第十一話 本音

ここまで順調に進んでいるかのように思える契約状況だが、実はひとつだけクリティカルになりうる自分自身の問題を隠し持っている。この備忘録に残すかどうか十一話まで悩んで引っ張ってしまったがやはり書くことにした。


その問題とは少し前でも軽く触れたとおり、ローンを組むに際して掛けられる生命保険だ。団体信用生命保険、通称「団信」に関わるものと言ってもいい。

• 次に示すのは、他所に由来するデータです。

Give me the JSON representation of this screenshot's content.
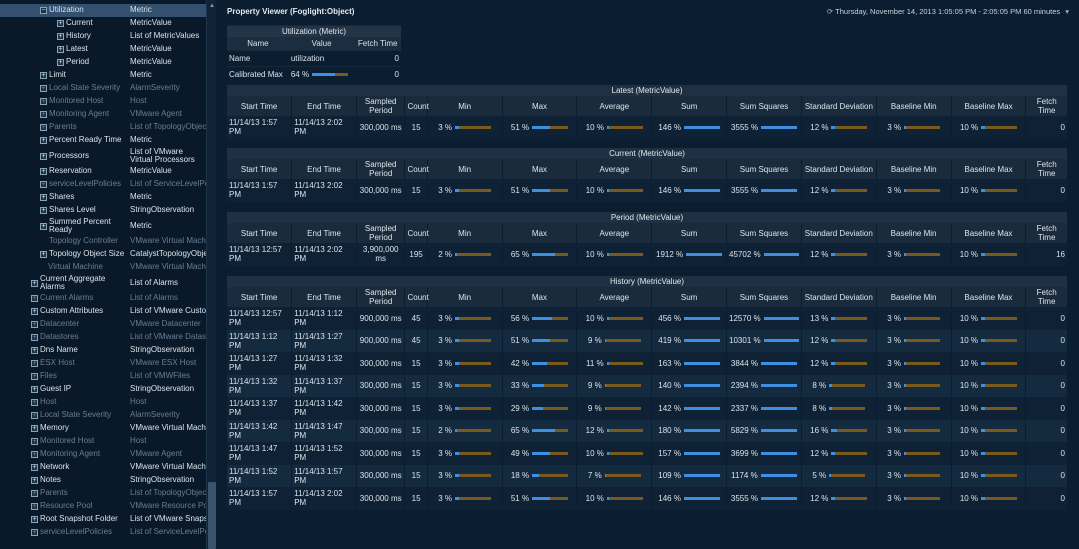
{
  "tree": {
    "rows": [
      {
        "label": "Utilization",
        "value": "Metric",
        "depth": 3,
        "icon": "minus",
        "selected": true,
        "dim": false
      },
      {
        "label": "Current",
        "value": "MetricValue",
        "depth": 4,
        "icon": "plus",
        "dim": false
      },
      {
        "label": "History",
        "value": "List of MetricValues",
        "depth": 4,
        "icon": "plus",
        "dim": false
      },
      {
        "label": "Latest",
        "value": "MetricValue",
        "depth": 4,
        "icon": "plus",
        "dim": false
      },
      {
        "label": "Period",
        "value": "MetricValue",
        "depth": 4,
        "icon": "plus",
        "dim": false
      },
      {
        "label": "Limit",
        "value": "Metric",
        "depth": 3,
        "icon": "plus",
        "dim": false
      },
      {
        "label": "Local State Severity",
        "value": "AlarmSeverity",
        "depth": 3,
        "icon": "plus",
        "dim": true
      },
      {
        "label": "Monitored Host",
        "value": "Host",
        "depth": 3,
        "icon": "plus",
        "dim": true
      },
      {
        "label": "Monitoring Agent",
        "value": "VMware Agent",
        "depth": 3,
        "icon": "plus",
        "dim": true
      },
      {
        "label": "Parents",
        "value": "List of TopologyObjec",
        "depth": 3,
        "icon": "plus",
        "dim": true
      },
      {
        "label": "Percent Ready Time",
        "value": "Metric",
        "depth": 3,
        "icon": "plus",
        "dim": false
      },
      {
        "label": "Processors",
        "value": "List of VMware Virtual Processors",
        "depth": 3,
        "icon": "plus",
        "dim": false,
        "tall": true
      },
      {
        "label": "Reservation",
        "value": "MetricValue",
        "depth": 3,
        "icon": "plus",
        "dim": false
      },
      {
        "label": "serviceLevelPolicies",
        "value": "List of ServiceLevelPo",
        "depth": 3,
        "icon": "plus",
        "dim": true
      },
      {
        "label": "Shares",
        "value": "Metric",
        "depth": 3,
        "icon": "plus",
        "dim": false
      },
      {
        "label": "Shares Level",
        "value": "StringObservation",
        "depth": 3,
        "icon": "plus",
        "dim": false
      },
      {
        "label": "Summed Percent Ready",
        "value": "Metric",
        "depth": 3,
        "icon": "plus",
        "dim": false,
        "tall": true
      },
      {
        "label": "Topology Controller",
        "value": "VMware Virtual Machi",
        "depth": 3,
        "icon": "none",
        "dim": true
      },
      {
        "label": "Topology Object Size",
        "value": "CatalystTopologyObje",
        "depth": 3,
        "icon": "plus",
        "dim": false
      },
      {
        "label": "Virtual Machine",
        "value": "VMware Virtual Machi",
        "depth": 2,
        "icon": "none",
        "dim": true
      },
      {
        "label": "Current Aggregate Alarms",
        "value": "List of Alarms",
        "depth": 1,
        "icon": "plus",
        "dim": false,
        "tall": true
      },
      {
        "label": "Current Alarms",
        "value": "List of Alarms",
        "depth": 1,
        "icon": "plus",
        "dim": true
      },
      {
        "label": "Custom Attributes",
        "value": "List of VMware Custon",
        "depth": 1,
        "icon": "plus",
        "dim": false
      },
      {
        "label": "Datacenter",
        "value": "VMware Datacenter",
        "depth": 1,
        "icon": "plus",
        "dim": true
      },
      {
        "label": "Datastores",
        "value": "List of VMware Datast",
        "depth": 1,
        "icon": "plus",
        "dim": true
      },
      {
        "label": "Dns Name",
        "value": "StringObservation",
        "depth": 1,
        "icon": "plus",
        "dim": false
      },
      {
        "label": "ESX Host",
        "value": "VMware ESX Host",
        "depth": 1,
        "icon": "plus",
        "dim": true
      },
      {
        "label": "Files",
        "value": "List of VMWFiles",
        "depth": 1,
        "icon": "plus",
        "dim": true
      },
      {
        "label": "Guest IP",
        "value": "StringObservation",
        "depth": 1,
        "icon": "plus",
        "dim": false
      },
      {
        "label": "Host",
        "value": "Host",
        "depth": 1,
        "icon": "plus",
        "dim": true
      },
      {
        "label": "Local State Severity",
        "value": "AlarmSeverity",
        "depth": 1,
        "icon": "plus",
        "dim": true
      },
      {
        "label": "Memory",
        "value": "VMware Virtual Machi",
        "depth": 1,
        "icon": "plus",
        "dim": false
      },
      {
        "label": "Monitored Host",
        "value": "Host",
        "depth": 1,
        "icon": "plus",
        "dim": true
      },
      {
        "label": "Monitoring Agent",
        "value": "VMware Agent",
        "depth": 1,
        "icon": "plus",
        "dim": true
      },
      {
        "label": "Network",
        "value": "VMware Virtual Machi",
        "depth": 1,
        "icon": "plus",
        "dim": false
      },
      {
        "label": "Notes",
        "value": "StringObservation",
        "depth": 1,
        "icon": "plus",
        "dim": false
      },
      {
        "label": "Parents",
        "value": "List of TopologyObjec",
        "depth": 1,
        "icon": "plus",
        "dim": true
      },
      {
        "label": "Resource Pool",
        "value": "VMware Resource Poo",
        "depth": 1,
        "icon": "plus",
        "dim": true
      },
      {
        "label": "Root Snapshot Folder",
        "value": "List of VMware Snapsl",
        "depth": 1,
        "icon": "plus",
        "dim": false
      },
      {
        "label": "serviceLevelPolicies",
        "value": "List of ServiceLevelPo",
        "depth": 1,
        "icon": "plus",
        "dim": true
      }
    ]
  },
  "header": {
    "title": "Property Viewer (Foglight:Object)",
    "timerange": "Thursday, November 14, 2013 1:05:05 PM - 2:05:05 PM 60 minutes",
    "clock_icon": "clock-icon",
    "dropdown_icon": "chevron-down-icon"
  },
  "utilization": {
    "caption": "Utilization (Metric)",
    "headers": [
      "Name",
      "Value",
      "Fetch Time"
    ],
    "rows": [
      {
        "name": "Name",
        "value": "utilization",
        "fetch": "0"
      },
      {
        "name": "Calibrated Max",
        "value": "64 %",
        "fetch": "0",
        "bar": 0.64
      }
    ]
  },
  "columns": [
    "Start Time",
    "End Time",
    "Sampled Period",
    "Count",
    "Min",
    "Max",
    "Average",
    "Sum",
    "Sum Squares",
    "Standard Deviation",
    "Baseline Min",
    "Baseline Max",
    "Fetch Time"
  ],
  "colors": {
    "bar_fill": "#3f8fe0",
    "bar_track": "#7a5a1c"
  },
  "sections": [
    {
      "caption": "Latest (MetricValue)",
      "rows": [
        {
          "start": "11/14/13 1:57 PM",
          "end": "11/14/13 2:02 PM",
          "period": "300,000 ms",
          "count": "15",
          "min": "3 %",
          "min_f": 0.1,
          "max": "51 %",
          "max_f": 0.5,
          "avg": "10 %",
          "avg_f": 0.05,
          "sum": "146 %",
          "sum_f": 1,
          "sumsq": "3555 %",
          "sumsq_f": 1,
          "std": "12 %",
          "std_f": 0.1,
          "bmin": "3 %",
          "bmin_f": 0.05,
          "bmax": "10 %",
          "bmax_f": 0.1,
          "fetch": "0"
        }
      ]
    },
    {
      "caption": "Current (MetricValue)",
      "rows": [
        {
          "start": "11/14/13 1:57 PM",
          "end": "11/14/13 2:02 PM",
          "period": "300,000 ms",
          "count": "15",
          "min": "3 %",
          "min_f": 0.1,
          "max": "51 %",
          "max_f": 0.5,
          "avg": "10 %",
          "avg_f": 0.05,
          "sum": "146 %",
          "sum_f": 1,
          "sumsq": "3555 %",
          "sumsq_f": 1,
          "std": "12 %",
          "std_f": 0.1,
          "bmin": "3 %",
          "bmin_f": 0.05,
          "bmax": "10 %",
          "bmax_f": 0.1,
          "fetch": "0"
        }
      ]
    },
    {
      "caption": "Period (MetricValue)",
      "rows": [
        {
          "start": "11/14/13 12:57 PM",
          "end": "11/14/13 2:02 PM",
          "period": "3,900,000 ms",
          "count": "195",
          "min": "2 %",
          "min_f": 0.05,
          "max": "65 %",
          "max_f": 0.65,
          "avg": "10 %",
          "avg_f": 0.05,
          "sum": "1912 %",
          "sum_f": 1,
          "sumsq": "45702 %",
          "sumsq_f": 1,
          "std": "12 %",
          "std_f": 0.1,
          "bmin": "3 %",
          "bmin_f": 0.05,
          "bmax": "10 %",
          "bmax_f": 0.1,
          "fetch": "16"
        }
      ]
    },
    {
      "caption": "History (MetricValue)",
      "rows": [
        {
          "start": "11/14/13 12:57 PM",
          "end": "11/14/13 1:12 PM",
          "period": "900,000 ms",
          "count": "45",
          "min": "3 %",
          "min_f": 0.1,
          "max": "56 %",
          "max_f": 0.56,
          "avg": "10 %",
          "avg_f": 0.05,
          "sum": "456 %",
          "sum_f": 1,
          "sumsq": "12570 %",
          "sumsq_f": 1,
          "std": "13 %",
          "std_f": 0.1,
          "bmin": "3 %",
          "bmin_f": 0.05,
          "bmax": "10 %",
          "bmax_f": 0.1,
          "fetch": "0"
        },
        {
          "start": "11/14/13 1:12 PM",
          "end": "11/14/13 1:27 PM",
          "period": "900,000 ms",
          "count": "45",
          "min": "3 %",
          "min_f": 0.1,
          "max": "51 %",
          "max_f": 0.5,
          "avg": "9 %",
          "avg_f": 0.05,
          "sum": "419 %",
          "sum_f": 1,
          "sumsq": "10301 %",
          "sumsq_f": 1,
          "std": "12 %",
          "std_f": 0.1,
          "bmin": "3 %",
          "bmin_f": 0.05,
          "bmax": "10 %",
          "bmax_f": 0.1,
          "fetch": "0"
        },
        {
          "start": "11/14/13 1:27 PM",
          "end": "11/14/13 1:32 PM",
          "period": "300,000 ms",
          "count": "15",
          "min": "3 %",
          "min_f": 0.1,
          "max": "42 %",
          "max_f": 0.42,
          "avg": "11 %",
          "avg_f": 0.06,
          "sum": "163 %",
          "sum_f": 1,
          "sumsq": "3844 %",
          "sumsq_f": 1,
          "std": "12 %",
          "std_f": 0.1,
          "bmin": "3 %",
          "bmin_f": 0.05,
          "bmax": "10 %",
          "bmax_f": 0.1,
          "fetch": "0"
        },
        {
          "start": "11/14/13 1:32 PM",
          "end": "11/14/13 1:37 PM",
          "period": "300,000 ms",
          "count": "15",
          "min": "3 %",
          "min_f": 0.1,
          "max": "33 %",
          "max_f": 0.33,
          "avg": "9 %",
          "avg_f": 0.05,
          "sum": "140 %",
          "sum_f": 1,
          "sumsq": "2394 %",
          "sumsq_f": 1,
          "std": "8 %",
          "std_f": 0.08,
          "bmin": "3 %",
          "bmin_f": 0.05,
          "bmax": "10 %",
          "bmax_f": 0.1,
          "fetch": "0"
        },
        {
          "start": "11/14/13 1:37 PM",
          "end": "11/14/13 1:42 PM",
          "period": "300,000 ms",
          "count": "15",
          "min": "3 %",
          "min_f": 0.1,
          "max": "29 %",
          "max_f": 0.29,
          "avg": "9 %",
          "avg_f": 0.05,
          "sum": "142 %",
          "sum_f": 1,
          "sumsq": "2337 %",
          "sumsq_f": 1,
          "std": "8 %",
          "std_f": 0.08,
          "bmin": "3 %",
          "bmin_f": 0.05,
          "bmax": "10 %",
          "bmax_f": 0.1,
          "fetch": "0"
        },
        {
          "start": "11/14/13 1:42 PM",
          "end": "11/14/13 1:47 PM",
          "period": "300,000 ms",
          "count": "15",
          "min": "2 %",
          "min_f": 0.05,
          "max": "65 %",
          "max_f": 0.65,
          "avg": "12 %",
          "avg_f": 0.06,
          "sum": "180 %",
          "sum_f": 1,
          "sumsq": "5829 %",
          "sumsq_f": 1,
          "std": "16 %",
          "std_f": 0.16,
          "bmin": "3 %",
          "bmin_f": 0.05,
          "bmax": "10 %",
          "bmax_f": 0.1,
          "fetch": "0"
        },
        {
          "start": "11/14/13 1:47 PM",
          "end": "11/14/13 1:52 PM",
          "period": "300,000 ms",
          "count": "15",
          "min": "3 %",
          "min_f": 0.1,
          "max": "49 %",
          "max_f": 0.49,
          "avg": "10 %",
          "avg_f": 0.05,
          "sum": "157 %",
          "sum_f": 1,
          "sumsq": "3699 %",
          "sumsq_f": 1,
          "std": "12 %",
          "std_f": 0.1,
          "bmin": "3 %",
          "bmin_f": 0.05,
          "bmax": "10 %",
          "bmax_f": 0.1,
          "fetch": "0"
        },
        {
          "start": "11/14/13 1:52 PM",
          "end": "11/14/13 1:57 PM",
          "period": "300,000 ms",
          "count": "15",
          "min": "3 %",
          "min_f": 0.1,
          "max": "18 %",
          "max_f": 0.18,
          "avg": "7 %",
          "avg_f": 0.04,
          "sum": "109 %",
          "sum_f": 1,
          "sumsq": "1174 %",
          "sumsq_f": 1,
          "std": "5 %",
          "std_f": 0.05,
          "bmin": "3 %",
          "bmin_f": 0.05,
          "bmax": "10 %",
          "bmax_f": 0.1,
          "fetch": "0"
        },
        {
          "start": "11/14/13 1:57 PM",
          "end": "11/14/13 2:02 PM",
          "period": "300,000 ms",
          "count": "15",
          "min": "3 %",
          "min_f": 0.1,
          "max": "51 %",
          "max_f": 0.5,
          "avg": "10 %",
          "avg_f": 0.05,
          "sum": "146 %",
          "sum_f": 1,
          "sumsq": "3555 %",
          "sumsq_f": 1,
          "std": "12 %",
          "std_f": 0.1,
          "bmin": "3 %",
          "bmin_f": 0.05,
          "bmax": "10 %",
          "bmax_f": 0.1,
          "fetch": "0"
        }
      ]
    }
  ]
}
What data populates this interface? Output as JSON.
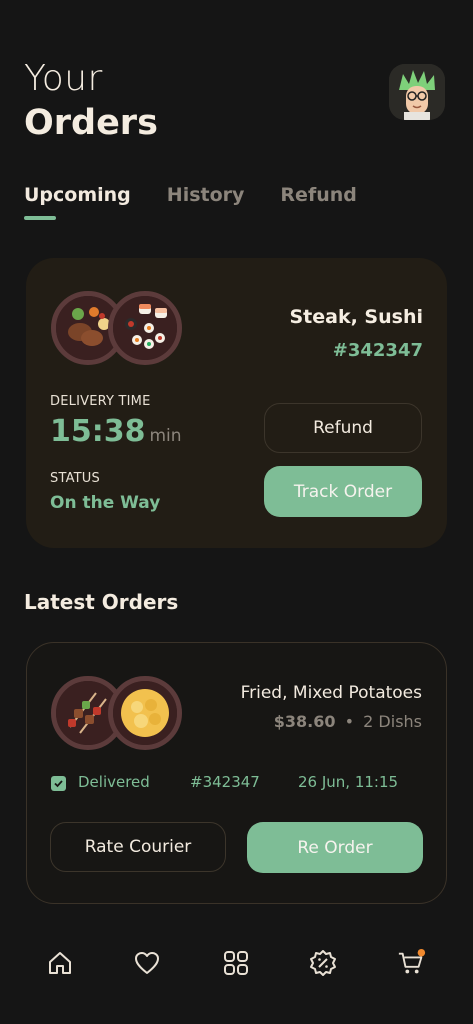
{
  "header": {
    "title_line1": "Your",
    "title_line2": "Orders"
  },
  "tabs": [
    {
      "label": "Upcoming",
      "active": true
    },
    {
      "label": "History",
      "active": false
    },
    {
      "label": "Refund",
      "active": false
    }
  ],
  "upcoming_order": {
    "items": "Steak, Sushi",
    "order_id": "#342347",
    "delivery_time_label": "DELIVERY TIME",
    "delivery_time": "15:38",
    "delivery_time_unit": "min",
    "status_label": "STATUS",
    "status": "On the Way",
    "refund_button": "Refund",
    "track_button": "Track Order"
  },
  "latest": {
    "section_title": "Latest Orders",
    "items": "Fried, Mixed Potatoes",
    "price": "$38.60",
    "separator": "•",
    "dishes": "2 Dishs",
    "status": "Delivered",
    "order_id": "#342347",
    "date": "26 Jun, 11:15",
    "rate_button": "Rate Courier",
    "reorder_button": "Re Order"
  },
  "nav": {
    "items": [
      "home-icon",
      "heart-icon",
      "grid-icon",
      "discount-icon",
      "cart-icon"
    ]
  },
  "colors": {
    "background": "#151515",
    "accent": "#7ebd96",
    "card": "#221d15",
    "notification": "#f0892e"
  }
}
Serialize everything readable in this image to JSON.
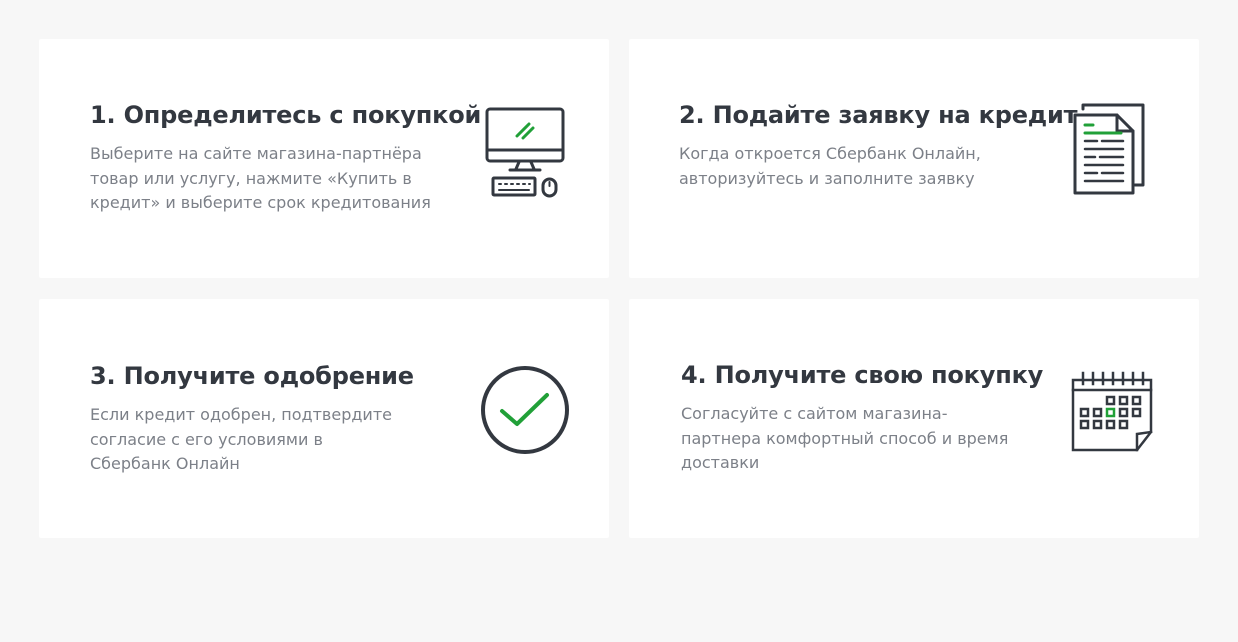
{
  "steps": [
    {
      "title": "1. Определитесь с покупкой",
      "description": "Выберите на сайте магазина-партнёра товар или услугу, нажмите «Купить в кредит» и выберите срок кредитования",
      "icon": "computer-icon"
    },
    {
      "title": "2. Подайте заявку на кредит",
      "description": "Когда откроется Сбербанк Онлайн, авторизуйтесь и заполните заявку",
      "icon": "document-icon"
    },
    {
      "title": "3. Получите одобрение",
      "description": "Если кредит одобрен, подтвердите согласие с его условиями в Сбербанк Онлайн",
      "icon": "checkmark-circle-icon"
    },
    {
      "title": "4. Получите свою покупку",
      "description": "Согласуйте с сайтом магазина-партнера комфортный способ и время доставки",
      "icon": "calendar-icon"
    }
  ],
  "colors": {
    "background": "#f7f7f7",
    "card": "#ffffff",
    "title": "#333840",
    "text": "#7c8088",
    "icon_stroke": "#333840",
    "accent_green": "#21a038"
  }
}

わたしは長らく……そう、20年間ほど睡眠障害のため薬を常用している。

もちろん現在進行形でだ。

どうやらこの種の投薬がなされていると、保険など一部の審査が厳しくなるのだ。


数年前に民間保険を検討/加入した際、この事実を突きつけられた苦い経験が蘇る。

だからと言って、虚偽申請ではすべてがふいになってしまう。


もちろん不動産の担当はこのような事実を知らない。にも関わらず、わたしは1階リビングと2階仕事場にLANケーブルが通せるような隠し配管と、ウッドデッキやカーポートなどのオプションエクステリアをすでに追加で依頼している。

担当のFさん本当にスマン。



来月頭に銀行員を交えた本審査が執り行われる。

わたしは身を置く会社のネームバリューと影響力に賭けている。

ちょっとくらいアレなわたくしでも、きっとなんとかなると信じている。



「お犬様とか猫とか言っている場合じゃないだろう」


そう仰りたいのですね? わかります。


早く7月が来てほしいが、本審査が怖くもある。

これまで書き残すのを迷っていたが、これが今現在の正直な気持ちです。